Aucune grande plateforme de développement ne peut promettre qu'elle ne connaîtra jamais d'accès non autorisé. Le meilleur contre-factuel est qu'un incident ne peut pas passer silencieusement des données de compte au code source et aux artefacts conteneur. Si les jetons sont délimités, tournés, surveillés et révocables, la plateforme peut réduire le rayon d'explosion. Si les sorties de build sont traçables jusqu'aux commits source et aux digest d'image, les mainteneurs peuvent prouver l'intégrité. Si les avis aux clients sont spécifiques, les utilisateurs peuvent agir sans deviner.

L'incident Docker Hub de 2019 montre à quelle vitesse un problème de registre devient un problème de chaîne de contrôle. Docker contrôlait la base de données Hub, l'avis utilisateur, la révocation des jetons et l'intégration de build automatisé. GitHub et Bitbucket contrôlaient leurs journaux, les contrôles OAuth et les mécanismes de révocation de jetons. Les clients contrôlaient les dépôts de code source, la configuration de build, la publication d'images et la notification en aval. Les utilisateurs en aval contrôlaient les décisions de tirage, d'épinglage et de déploiement.

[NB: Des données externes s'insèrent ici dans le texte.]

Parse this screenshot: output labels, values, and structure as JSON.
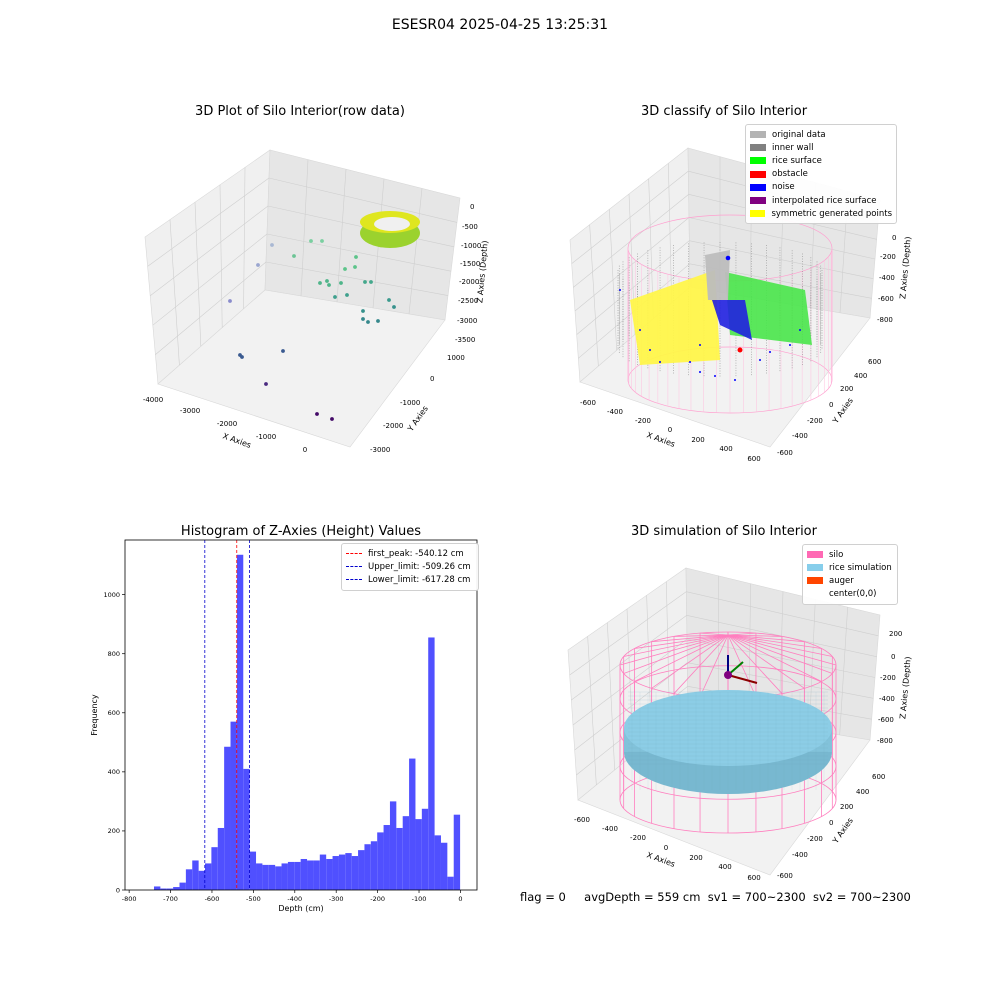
{
  "suptitle": "ESESR04 2025-04-25 13:25:31",
  "status": {
    "flag": "flag = 0",
    "avg_depth": "avgDepth = 559 cm",
    "sv1": "sv1 = 700~2300",
    "sv2": "sv2 = 700~2300"
  },
  "chart_data": [
    {
      "id": "raw",
      "type": "scatter",
      "title": "3D Plot of Silo Interior(row data)",
      "xlabel": "X Axies",
      "ylabel": "Y Axies",
      "zlabel": "Z Axies (Depth)",
      "x_ticks": [
        "-4000",
        "-3000",
        "-2000",
        "-1000",
        "0"
      ],
      "y_ticks": [
        "-3000",
        "-2000",
        "-1000",
        "0",
        "1000"
      ],
      "z_ticks": [
        "-3500",
        "-3000",
        "-2500",
        "-2000",
        "-1500",
        "-1000",
        "-500",
        "0"
      ]
    },
    {
      "id": "classify",
      "type": "scatter",
      "title": "3D classify of Silo Interior",
      "xlabel": "X Axies",
      "ylabel": "Y Axies",
      "zlabel": "Z Axies (Depth)",
      "x_ticks": [
        "-600",
        "-400",
        "-200",
        "0",
        "200",
        "400",
        "600"
      ],
      "y_ticks": [
        "-600",
        "-400",
        "-200",
        "0",
        "200",
        "400",
        "600"
      ],
      "z_ticks": [
        "-800",
        "-600",
        "-400",
        "-200",
        "0"
      ],
      "legend": [
        {
          "label": "original data",
          "color": "#b3b3b3"
        },
        {
          "label": "inner wall",
          "color": "#808080"
        },
        {
          "label": "rice surface",
          "color": "#00ff00"
        },
        {
          "label": "obstacle",
          "color": "#ff0000"
        },
        {
          "label": "noise",
          "color": "#0000ff"
        },
        {
          "label": "interpolated rice surface",
          "color": "#800080"
        },
        {
          "label": "symmetric generated points",
          "color": "#ffff00"
        }
      ]
    },
    {
      "id": "histogram",
      "type": "bar",
      "title": "Histogram of Z-Axies (Height) Values",
      "xlabel": "Depth (cm)",
      "ylabel": "Frequency",
      "xlim": [
        -810,
        40
      ],
      "ylim": [
        0,
        1185
      ],
      "x_ticks": [
        -800,
        -700,
        -600,
        -500,
        -400,
        -300,
        -200,
        -100,
        0
      ],
      "y_ticks": [
        0,
        200,
        400,
        600,
        800,
        1000
      ],
      "bar_color": "#5050ff",
      "bin_start": -740,
      "bin_width": 15.4,
      "values": [
        12,
        5,
        5,
        10,
        25,
        70,
        100,
        65,
        90,
        145,
        210,
        485,
        570,
        1135,
        410,
        130,
        90,
        85,
        85,
        80,
        90,
        95,
        95,
        105,
        100,
        100,
        120,
        105,
        115,
        120,
        125,
        115,
        135,
        155,
        165,
        195,
        220,
        300,
        210,
        250,
        445,
        240,
        275,
        855,
        185,
        160,
        45,
        255
      ],
      "lines": [
        {
          "label": "first_peak: -540.12 cm",
          "value": -540.12,
          "color": "#ff0000"
        },
        {
          "label": "Upper_limit: -509.26 cm",
          "value": -509.26,
          "color": "#0000cc"
        },
        {
          "label": "Lower_limit: -617.28 cm",
          "value": -617.28,
          "color": "#0000cc"
        }
      ]
    },
    {
      "id": "simulation",
      "type": "scatter",
      "title": "3D simulation of Silo Interior",
      "xlabel": "X Axies",
      "ylabel": "Y Axies",
      "zlabel": "Z Axies (Depth)",
      "x_ticks": [
        "-600",
        "-400",
        "-200",
        "0",
        "200",
        "400",
        "600"
      ],
      "y_ticks": [
        "-600",
        "-400",
        "-200",
        "0",
        "200",
        "400",
        "600"
      ],
      "z_ticks": [
        "-800",
        "-600",
        "-400",
        "-200",
        "0",
        "200"
      ],
      "legend": [
        {
          "label": "silo",
          "color": "#ff69b4"
        },
        {
          "label": "rice simulation",
          "color": "#87ceeb"
        },
        {
          "label": "auger",
          "color": "#ff4500"
        },
        {
          "label": "center(0,0)",
          "color": ""
        }
      ]
    }
  ]
}
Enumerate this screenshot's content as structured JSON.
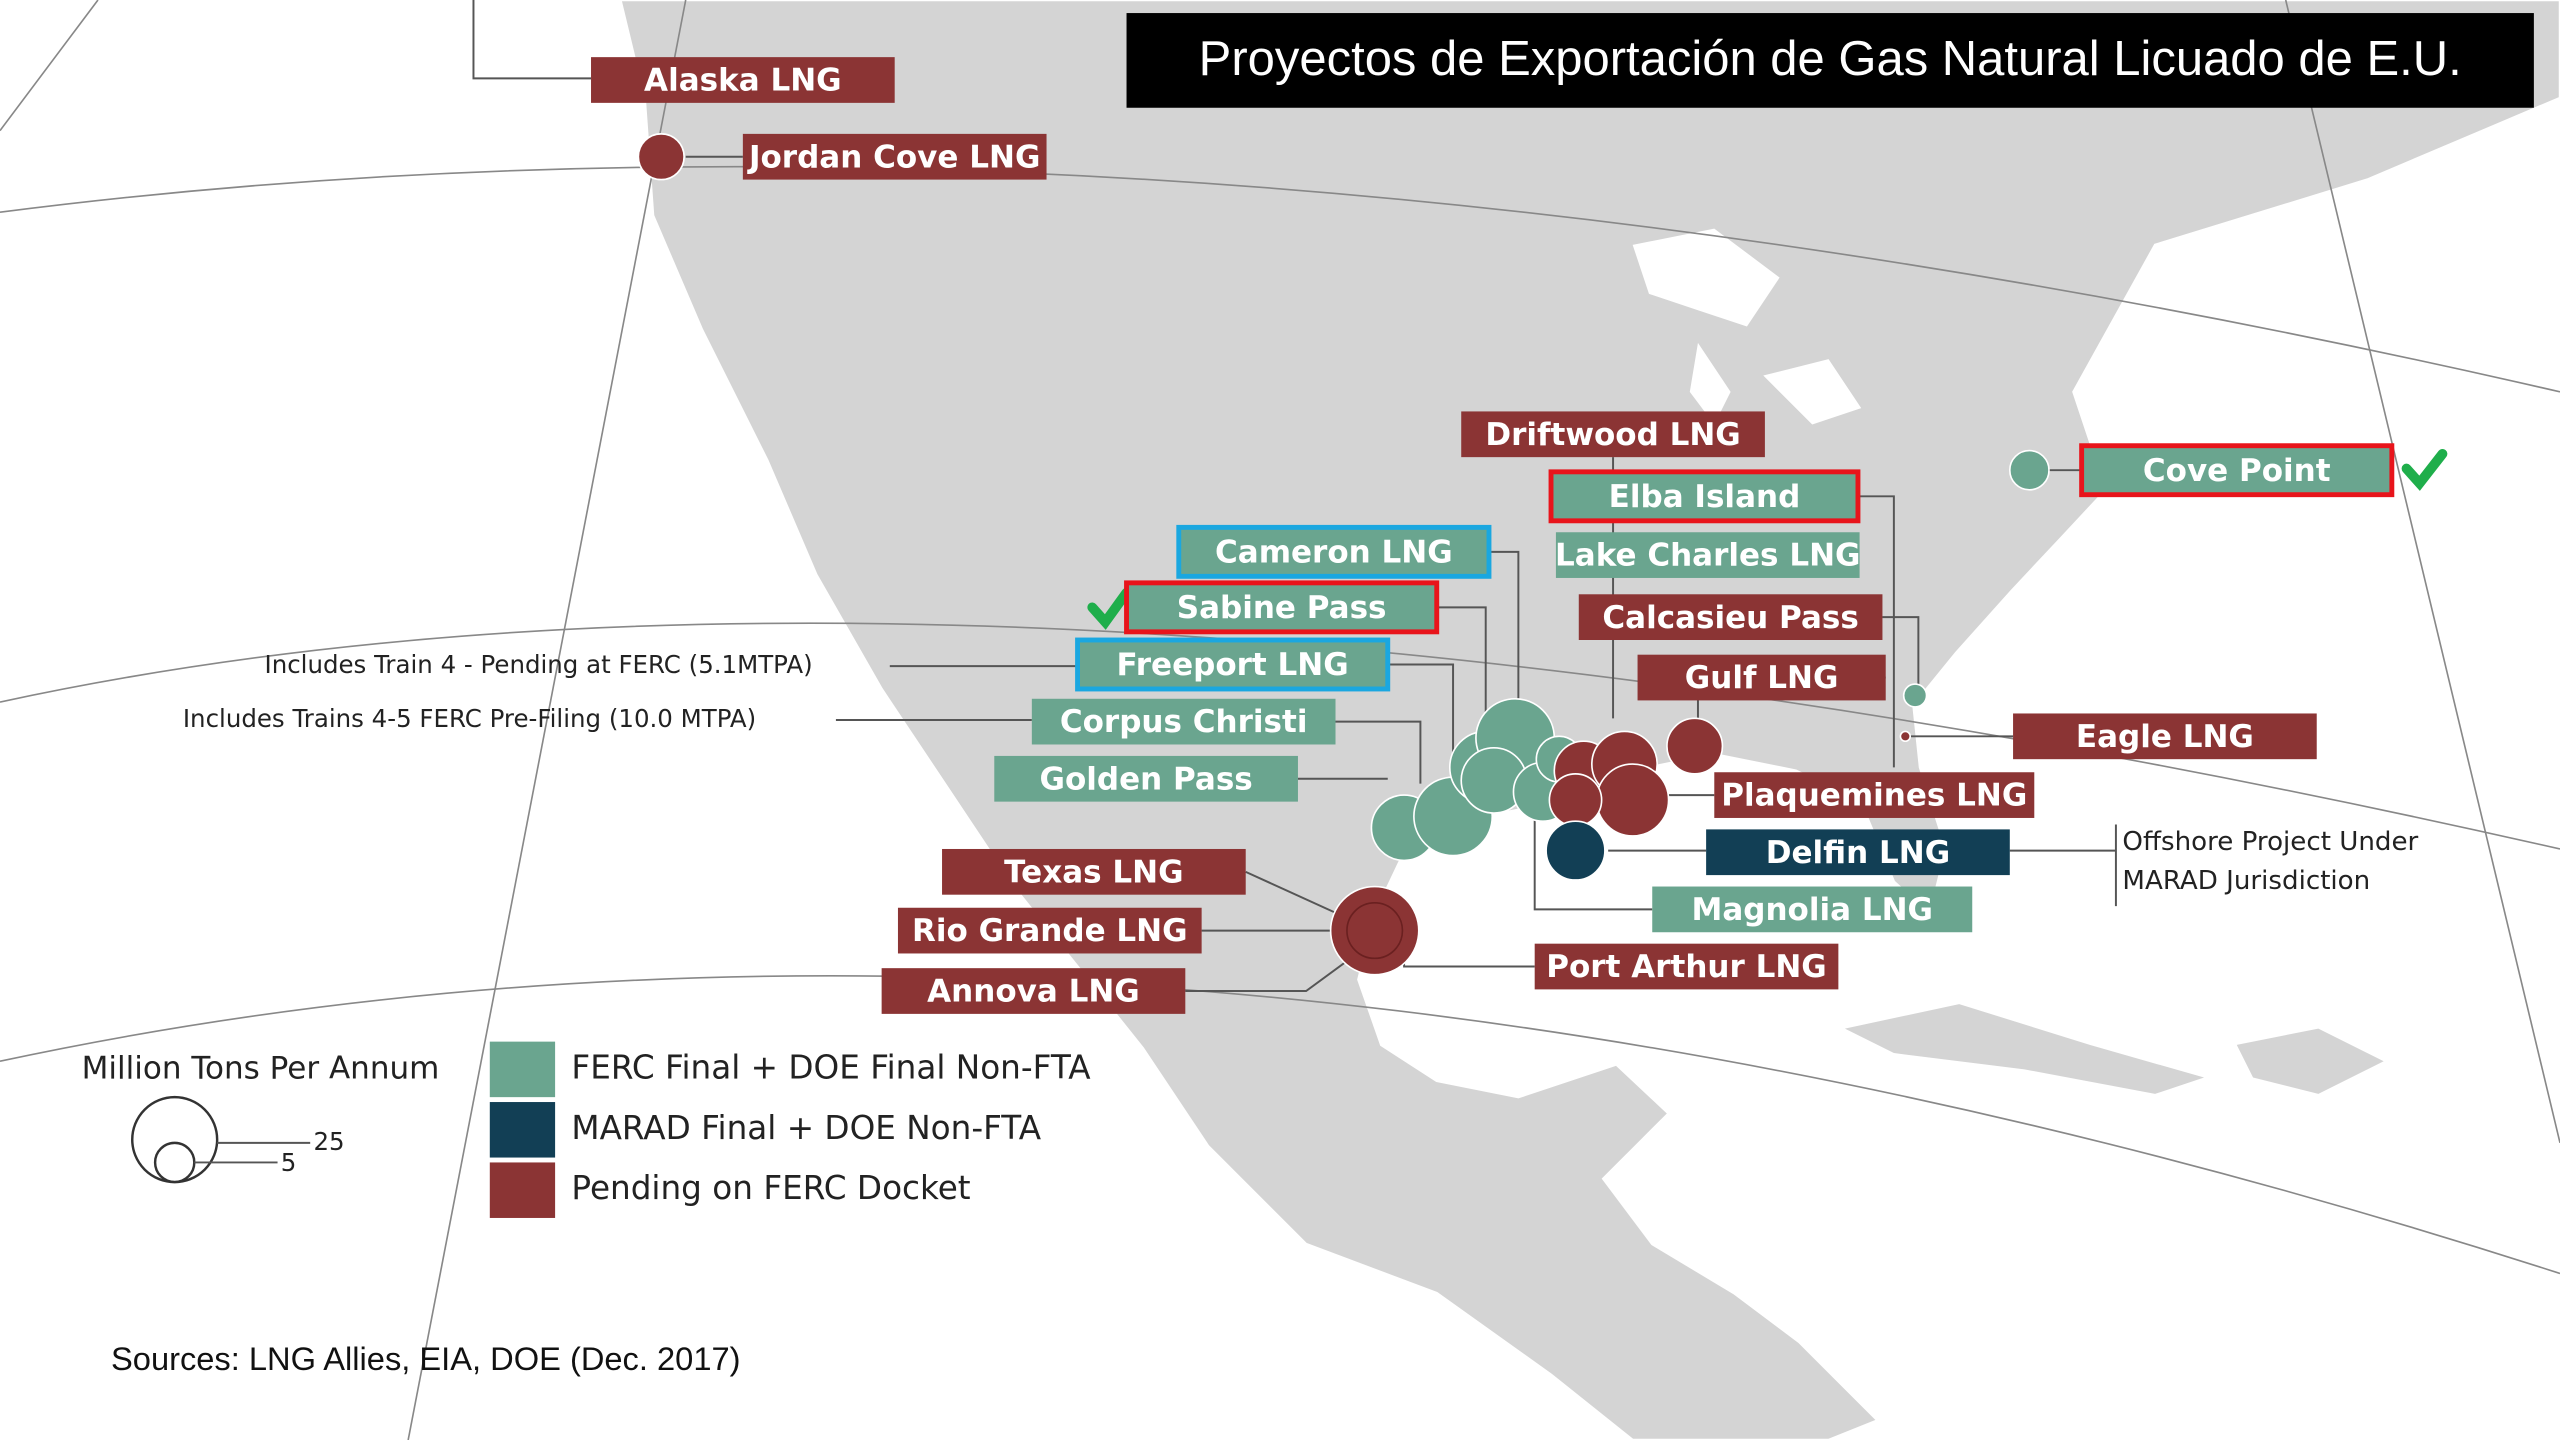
{
  "title": "Proyectos de Exportación  de Gas Natural Licuado de E.U.",
  "projects": [
    {
      "label": "Alaska LNG",
      "color": "#8b3434"
    },
    {
      "label": "Jordan Cove LNG",
      "color": "#8b3434"
    },
    {
      "label": "Driftwood LNG",
      "color": "#8b3434"
    },
    {
      "label": "Elba Island",
      "color": "#6aa58f",
      "outline": "#e8141b"
    },
    {
      "label": "Cove Point",
      "color": "#6aa58f",
      "outline": "#e8141b"
    },
    {
      "label": "Cameron LNG",
      "color": "#6aa58f",
      "outline": "#1aa7e0"
    },
    {
      "label": "Lake Charles LNG",
      "color": "#6aa58f"
    },
    {
      "label": "Sabine Pass",
      "color": "#6aa58f",
      "outline": "#e8141b"
    },
    {
      "label": "Calcasieu Pass",
      "color": "#8b3434"
    },
    {
      "label": "Freeport  LNG",
      "color": "#6aa58f",
      "outline": "#1aa7e0"
    },
    {
      "label": "Gulf LNG",
      "color": "#8b3434"
    },
    {
      "label": "Corpus  Christi",
      "color": "#6aa58f"
    },
    {
      "label": "Eagle LNG",
      "color": "#8b3434"
    },
    {
      "label": "Golden Pass",
      "color": "#6aa58f"
    },
    {
      "label": "Plaquemines LNG",
      "color": "#8b3434"
    },
    {
      "label": "Texas LNG",
      "color": "#8b3434"
    },
    {
      "label": "Delfin LNG",
      "color": "#123f55"
    },
    {
      "label": "Magnolia LNG",
      "color": "#6aa58f"
    },
    {
      "label": "Rio Grande LNG",
      "color": "#8b3434"
    },
    {
      "label": "Port Arthur LNG",
      "color": "#8b3434"
    },
    {
      "label": "Annova LNG",
      "color": "#8b3434"
    }
  ],
  "notes": [
    "Includes Train 4 - Pending at FERC (5.1MTPA)",
    "Includes Trains 4-5 FERC Pre-Filing (10.0 MTPA)",
    "Offshore Project Under",
    "MARAD Jurisdiction"
  ],
  "legend": {
    "title": "Million Tons Per Annum",
    "sizes": [
      "25",
      "5"
    ],
    "items": [
      {
        "label": "FERC Final + DOE Final Non-FTA",
        "color": "#6aa58f"
      },
      {
        "label": "MARAD Final + DOE Non-FTA",
        "color": "#123f55"
      },
      {
        "label": "Pending on FERC Docket",
        "color": "#8b3434"
      }
    ]
  },
  "source": "Sources: LNG Allies, EIA, DOE (Dec. 2017)"
}
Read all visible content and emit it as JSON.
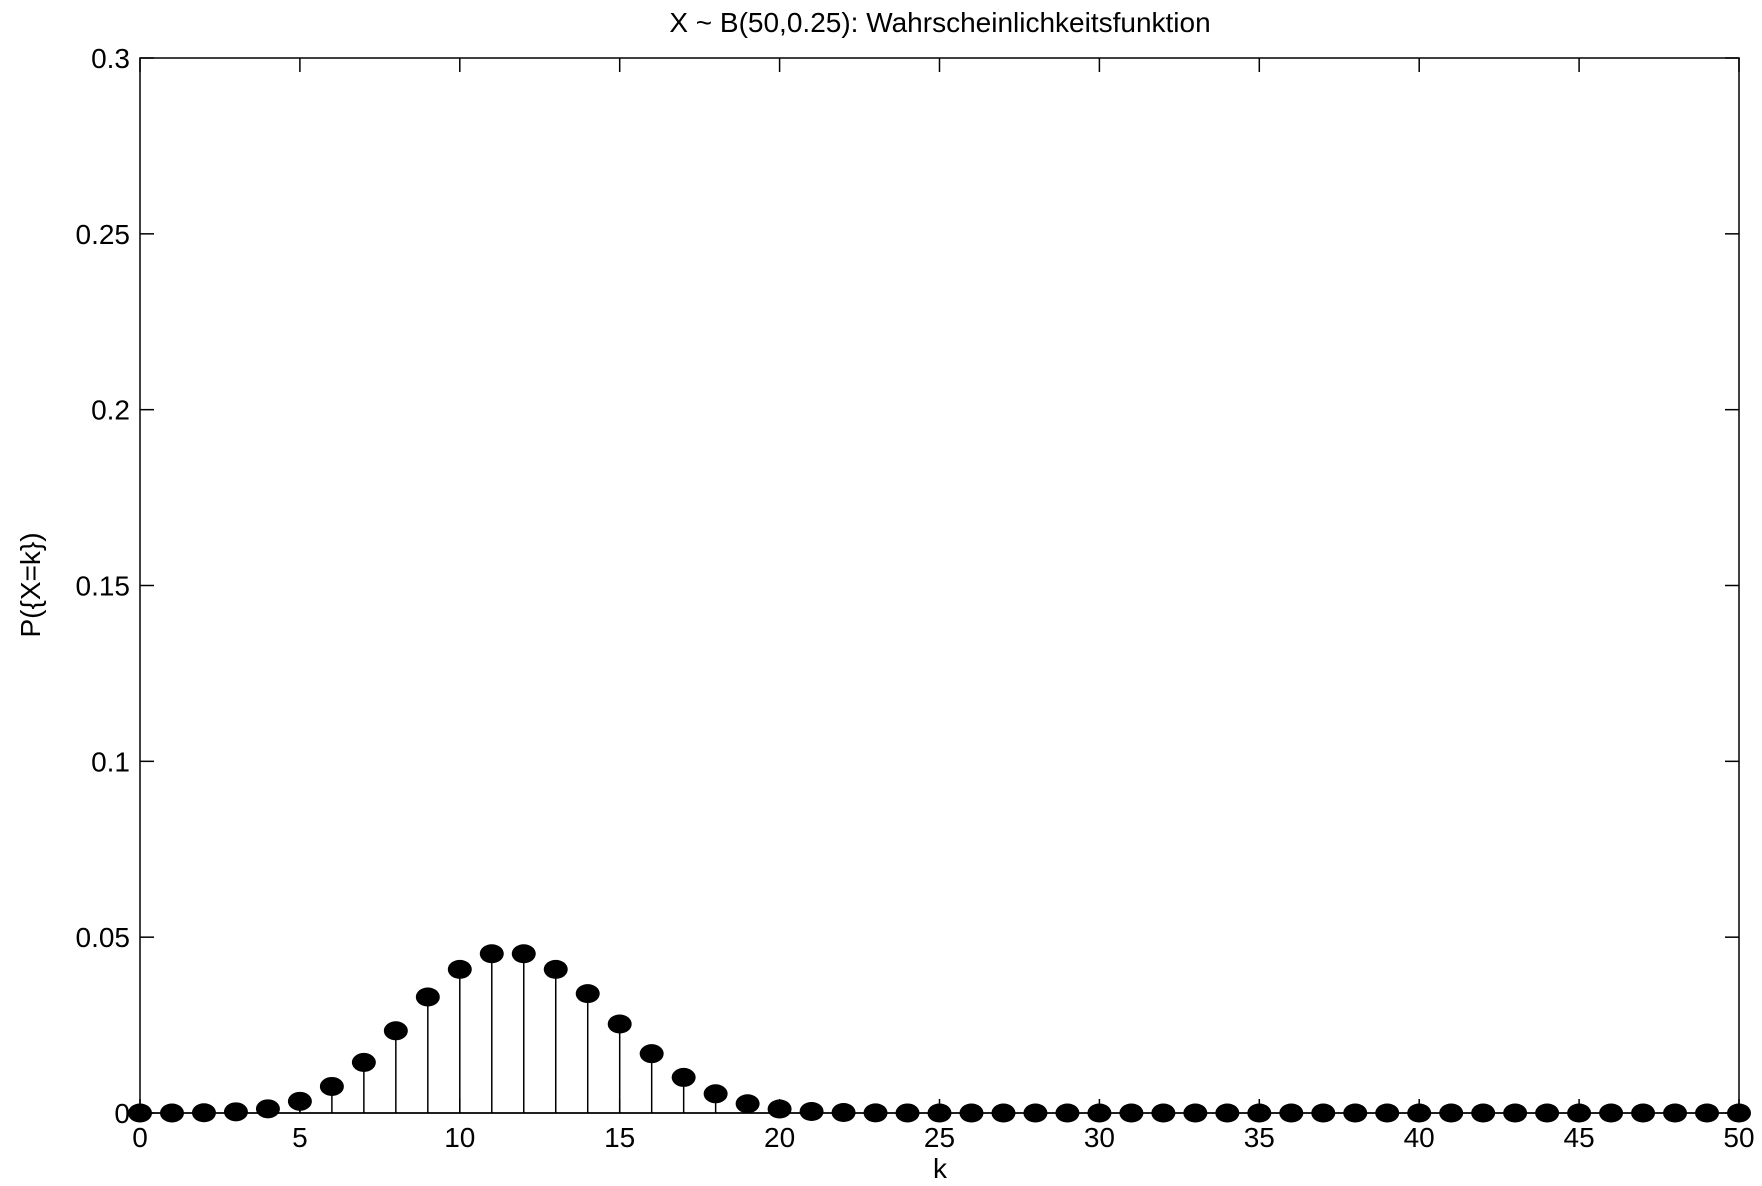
{
  "chart_data": {
    "type": "stem",
    "title": "X ~ B(50,0.25): Wahrscheinlichkeitsfunktion",
    "xlabel": "k",
    "ylabel": "P({X=k})",
    "xlim": [
      0,
      50
    ],
    "ylim": [
      0,
      0.3
    ],
    "xticks": [
      0,
      5,
      10,
      15,
      20,
      25,
      30,
      35,
      40,
      45,
      50
    ],
    "yticks": [
      0,
      0.05,
      0.1,
      0.15,
      0.2,
      0.25,
      0.3
    ],
    "ytick_labels": [
      "0",
      "0.05",
      "0.1",
      "0.15",
      "0.2",
      "0.25",
      "0.3"
    ],
    "grid": false,
    "marker": "filled-circle",
    "color": "#000000",
    "x": [
      0,
      1,
      2,
      3,
      4,
      5,
      6,
      7,
      8,
      9,
      10,
      11,
      12,
      13,
      14,
      15,
      16,
      17,
      18,
      19,
      20,
      21,
      22,
      23,
      24,
      25,
      26,
      27,
      28,
      29,
      30,
      31,
      32,
      33,
      34,
      35,
      36,
      37,
      38,
      39,
      40,
      41,
      42,
      43,
      44,
      45,
      46,
      47,
      48,
      49,
      50
    ],
    "y": [
      6e-07,
      9e-06,
      6.76e-05,
      0.0003305,
      0.0011843,
      0.0033159,
      0.0075516,
      0.0143829,
      0.0233722,
      0.032989,
      0.0408463,
      0.0452914,
      0.0452914,
      0.0408463,
      0.0339418,
      0.0253001,
      0.0168668,
      0.0101201,
      0.0054576,
      0.0026329,
      0.0011308,
      0.0004308,
      0.0001448,
      4.3e-05,
      1.12e-05,
      2.6e-06,
      5e-07,
      1e-07,
      0,
      0,
      0,
      0,
      0,
      0,
      0,
      0,
      0,
      0,
      0,
      0,
      0,
      0,
      0,
      0,
      0,
      0,
      0,
      0,
      0,
      0,
      0
    ]
  }
}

L'incident du registre a traversé toutes ces couches parce que les jetons d'intégration les reliaient.

Cette attribution ne soutient pas un blâme non étayé. Les archives publiques ne prouvent pas que les dépôts de code source de Docker Hub ont été modifiés ou que des images ont été compromises. Elles prouvent que la garde des jetons d'intégration de Docker a créé un devoir de responsabilité plus large qu'un événement de mot de passe normal. La bonne question n'est pas « chaque scénario du pire cas a-t-il été confirmé? » La bonne question est « quelles preuves ont fermé chaque scénario, et qui pouvait les voir? »

Pour les plateformes de développement, c'est la leçon permanente. Les fonctions de commodité deviennent des fonctions de responsabilité lorsqu'elles détiennent des identifiants. Les builds automatisés deviennent des surfaces de chaîne d'approvisionnement lorsqu'ils peuvent publier des artefacts. La confiance dans le registre devient une confiance dans les preuves lorsque les systèmes en aval déploient ce que le registre sert. Une réinitialisation de jeton n'est donc pas seulement une étape de récupération de compte.

C'est un test de la capacité de la chaîne d'approvisionnement logicielle à prouver que les identifiants, le code source, les builds, les images et la confiance en aval sont restés sous un contrôle responsable.